Residents will vote on a one-percent sales tax for transportation next summer. And at the heart of the vote is which projects the sales tax would fund.

The Department of Transportation is reviewing 4,000 proposed projects from 12 regional transportation districts, known as roundtables, to see if they meet certain criteria.

DOT spokeswoman Jill Goldberg says the regional lists released this week are preliminary, and won’t have a financial cap.

“It could be, for example, $10 billion when they are only expected to received $1 billion from the tax," she said. "So that executive roundtable will need to take the list that we’ve given them back and narrow it down to meet the financial constraints they will have, based on the collections that are predicted.”

The state economist has predicted that Coastal Georgia, for example, would receive as much as $130 million in 2013 if voters approve the tax.

The 12 regions will finalize the list of eligible projects by October.

“Once that regional roundtable has agreed to the projects, those are the ones voters will be voting on in their region," Goldberg said. "It is a set list, it’s not a changing list or something broad, like, ‘This goes to transportation.’ Voters will know the specific projects they are voting on.”

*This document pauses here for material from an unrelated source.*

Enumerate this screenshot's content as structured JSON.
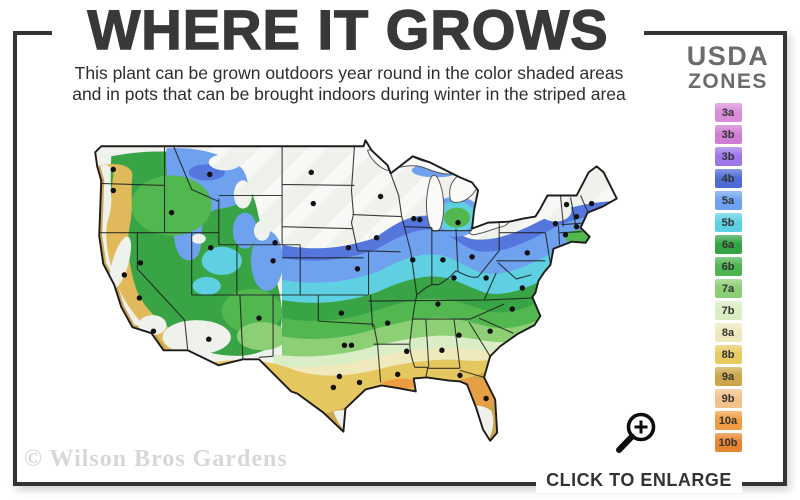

If voters approve the sales tax, it would fund road projects, transit, airport expansions and bridges. But it may also pay for landscaping improvements, parks or nature trails. That’s because each of the 12 designated transportation districts would receive a percentage of the collected tax back.

The money wouldn’t come with any strings, and could handily exceed what a given city or county spends on transportation normally, Goldberg said.

“Each city and county will get back some amount of money that they can use on any type of project," she said. "So they could do their trail if their voters vote the tax in. They will get their discretionary money, and they can use it for that. It doesn’t have to be approved by anyone. It’s their individual choice what to use it for.”

The Atlanta region would receive 15 percent of the tax back. The rest of the state’s regions would receive a total of 25 percent of the tax back.

David Austin chairs regional transportation roundtable for Northwest Georgia. He says the discretionary dollars could be the key to convincing voters to approve the tax.

“It should incent the counties with small populations to be on board, whether they have a regional project that goes directly through their county or not," he said. "The discretionary money will be huge.”